Elected to the City Council in 1985, Woo, 40, was educated as an urban planner, has never worked outside government and became the first candidate to officially enter the mayor’s race when he announced his candidacy in September.
Riordan, 62, is expected to make his formal announcement today. Inviting comparisons with independent presidential candidate Ross Perot, Riordan is a former investment banker who amassed a fortune of about $100 million, much of it through leveraged buyouts. A philanthropist and civic activist, Riordan has been an influential appointee to city commissions, a confidante of Mayor Tom Bradley and former Police Chief Daryl F. Gates, and a lawyer for the County of Los Angeles.
Despite their extensive experience working in or with local government, Woo and Riordan are running as reformers who say they will make sweeping changes in government.
“L.A. needs the leadership of someone with a solid background creating jobs and economic opportunity and forging public and private partnerships,” Riordan said.
Woo said: “I am running for mayor because I don’t want to see our city continue to go down the drain.”
For Riordan, the process of economic reform would begin by attacking the city’s image as a dangerous place to visit.
“The lack of safety is costing us over 31,000 tourist jobs over the next year,” he said. “We have a city that has homeless roaming it and that gives the perception to tourists and visiting business people that it is not clean and that is dangerous. If we want to restore the future of L.A. on a positive note we have make the city safe. It is a sine qua non of everything else.”
On the subject of the city’s attitude toward private enterprise, Riordan said that Los Angeles for the last 10 years has become “increasingly the enemy of business. Business people are not the customers of this city. They are the enemies of this city.”
He cited an example of a San Fernando Valley-based manufacturer of baseball bats that decided to move to Utah after learning that it would take three to four years for the city to approve the firm’s request to expand operations in Los Angeles.
“If you wanted to put a tree outside this hotel in downtown L.A., you would need eight different permits,” Riordan said. “That’s right, eight. . . . It’s a crazy, crazy crazy system.”
Woo saw the problem in different terms.
“The bottom-line problem is the economy, that is dealing with the basic issues such as who owns the businesses, who has the jobs, who can qualify for loans and where is the money going in the community. Unless City Hall is ready to face up to those basic economic issues then I think we are just begging for a recurrence of the same kind of violence that tore our city apart six months ago.
Woo called for the creation of a community development bank to help “people who live in neighborhoods such as South-Central Los Angeles or Pacoima or East Los Angeles to get the financing they need so (they) . . . can afford to start businesses within those neighborhoods. The goal here is to enable people in minority neighborhoods to feel they have direct economic stake in the future of their community.”

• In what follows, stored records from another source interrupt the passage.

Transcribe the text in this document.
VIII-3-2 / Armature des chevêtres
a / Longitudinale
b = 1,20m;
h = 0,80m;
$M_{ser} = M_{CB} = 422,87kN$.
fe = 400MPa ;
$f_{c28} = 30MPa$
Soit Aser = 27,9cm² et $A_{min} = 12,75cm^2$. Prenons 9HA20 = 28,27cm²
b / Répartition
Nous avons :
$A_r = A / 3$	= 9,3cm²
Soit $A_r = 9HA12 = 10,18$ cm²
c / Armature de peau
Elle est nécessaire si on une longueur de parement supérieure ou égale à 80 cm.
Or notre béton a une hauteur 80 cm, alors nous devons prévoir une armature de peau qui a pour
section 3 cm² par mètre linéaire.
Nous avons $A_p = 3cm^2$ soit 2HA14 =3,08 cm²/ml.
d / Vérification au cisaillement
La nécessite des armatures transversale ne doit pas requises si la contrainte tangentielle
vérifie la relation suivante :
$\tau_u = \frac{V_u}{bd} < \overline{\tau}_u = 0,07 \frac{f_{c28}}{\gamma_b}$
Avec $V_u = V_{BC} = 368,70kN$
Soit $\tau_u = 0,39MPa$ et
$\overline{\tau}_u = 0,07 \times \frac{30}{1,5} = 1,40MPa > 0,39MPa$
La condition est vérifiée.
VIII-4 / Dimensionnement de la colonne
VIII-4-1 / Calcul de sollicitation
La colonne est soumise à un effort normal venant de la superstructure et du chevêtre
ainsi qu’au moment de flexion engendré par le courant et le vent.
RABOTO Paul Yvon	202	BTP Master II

And he proposed that the city back private loans to marginal inner-city entrepreneurs with a guarantee fund made up of $10 million in revenue derived from community development block grant funds or from bond sales.
“The money could be used to guarantee loans to potential business owners who barely fail to qualify for loans but who otherwise would be responsible business owners. If the city were to invest $10 million, that potentially could generate $200 million in loans,” he said.
Woo and Riordan called for establishing a one-stop permitting center, something Woo called a “Nordstrom department store of economic development” to steer businesses seeking to locate or expand in the city quickly through the permitting process.
Riordan said that step should be just the first one in reforming business regulations in Los Angeles.
“Ultimately we want to reduce the regulations in this city,” he said. “This will take a long while. Day by day, month by month, year by year over the past 10 years the number of rules and regulations in this city kept growing and growing and growing. Somebody is going to have to step back and say enough and start over.”